Gene expression differences of regenerating rat liver in a short interval successive partial hepatectomy

Abstract

Aim: To identify the genes expressed differentially in the regenerating rat liver in a short interval successive partial hepatectomy (SISPH), and to analyze their expression profiles.

Methods: Five hundred and fifty-one elements selected from subtractive cDNA libraries were conformed to a cDNA microarray (cDNA chip). An extensive gene expression analysis following 0-36-72-96-144 h SISPH was performed by microarray.

Results: Two hundred and sixteen elements were identified either up- or down-regulated more than 2-fold at one or more time points of SISPH. By cluster analysis and generalization analysis, 8 kinds of ramose gene expression clusters were generated in the SISPH. Of the 216 elements, 111 were up-regulated and 105 down-regulated. Except 99 unreported genes, 117 reported genes were categorized into 22 groups based on their biological functions. Comparison of the gene expression in SISPH with that after partial hepatectomy (PH) disclosed that 56 genes were specially altered in SISPH, and 160 genes were simultaneously up-regulated or down-regulated in SISPH and after PH, but in various amount and at different time points.

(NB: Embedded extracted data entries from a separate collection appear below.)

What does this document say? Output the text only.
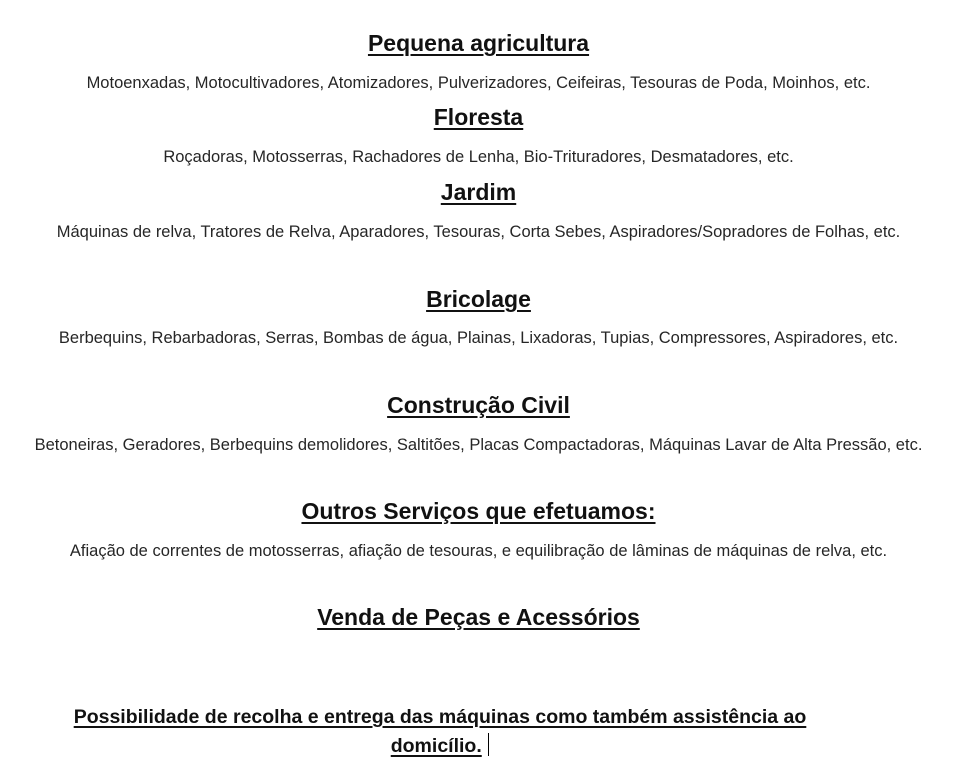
Pequena agricultura

Motoenxadas, Motocultivadores, Atomizadores, Pulverizadores, Ceifeiras, Tesouras de Poda, Moinhos, etc.

Floresta

Roçadoras, Motosserras, Rachadores de Lenha, Bio-Trituradores, Desmatadores, etc.

Jardim

Máquinas de relva, Tratores de Relva, Aparadores, Tesouras, Corta Sebes, Aspiradores/Sopradores de Folhas, etc.

Bricolage

Berbequins, Rebarbadoras, Serras, Bombas de água, Plainas, Lixadoras, Tupias, Compressores, Aspiradores, etc.

Construção Civil

Betoneiras, Geradores, Berbequins demolidores, Saltitões, Placas Compactadoras, Máquinas Lavar de Alta Pressão, etc.

Outros Serviços que efetuamos:

Afiação de correntes de motosserras, afiação de tesouras, e equilibração de lâminas de máquinas de relva, etc.

Venda de Peças e Acessórios

Possibilidade de recolha e entrega das máquinas como também assistência ao domicílio.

Conclusion: Genes expressed consistently are far less than that intermittently; the genes strikingly increased are much less than that increased only 2-5 fold; the expression trends of most genes in SISPH and in PH are similar, but the expression of 56 genes is specifically altered in SISPH. Microarray combined with suppressive subtractive hybridization can in a large scale effectively identify the genes related to liver regeneration.

Figure 1

Gene expression differences in the regenerating rat liver of 0-36-72-96-144 h SISPH.

Figure 2

Expression level of genes in the regenerating rat liver of 0-36-72-96-144 h SISPH.

Figure 3

Cluster analysis of 216 elements. A: The difference of their intensity was identified more than two-fold at least at one time point. B: A hierarchical clustering of five time points indicated that the genes at these time points hardly had a common expression profile.

Figure 4

Cluster analysis of gene expression profiles identified by cDNA microarray. These genes were classified into 8 clusters by the κ-means method.

Figure 5

Category of the 216 elements. Based on the results of the cluster analysis, eight distinct temporal patterns were designated. A: Immediate induction, B: Middle induction, C: Late induction, D: Consistent induction, E: Immediate suppression, F: Middle suppression, G: Late suppression, H: Consistent suppression.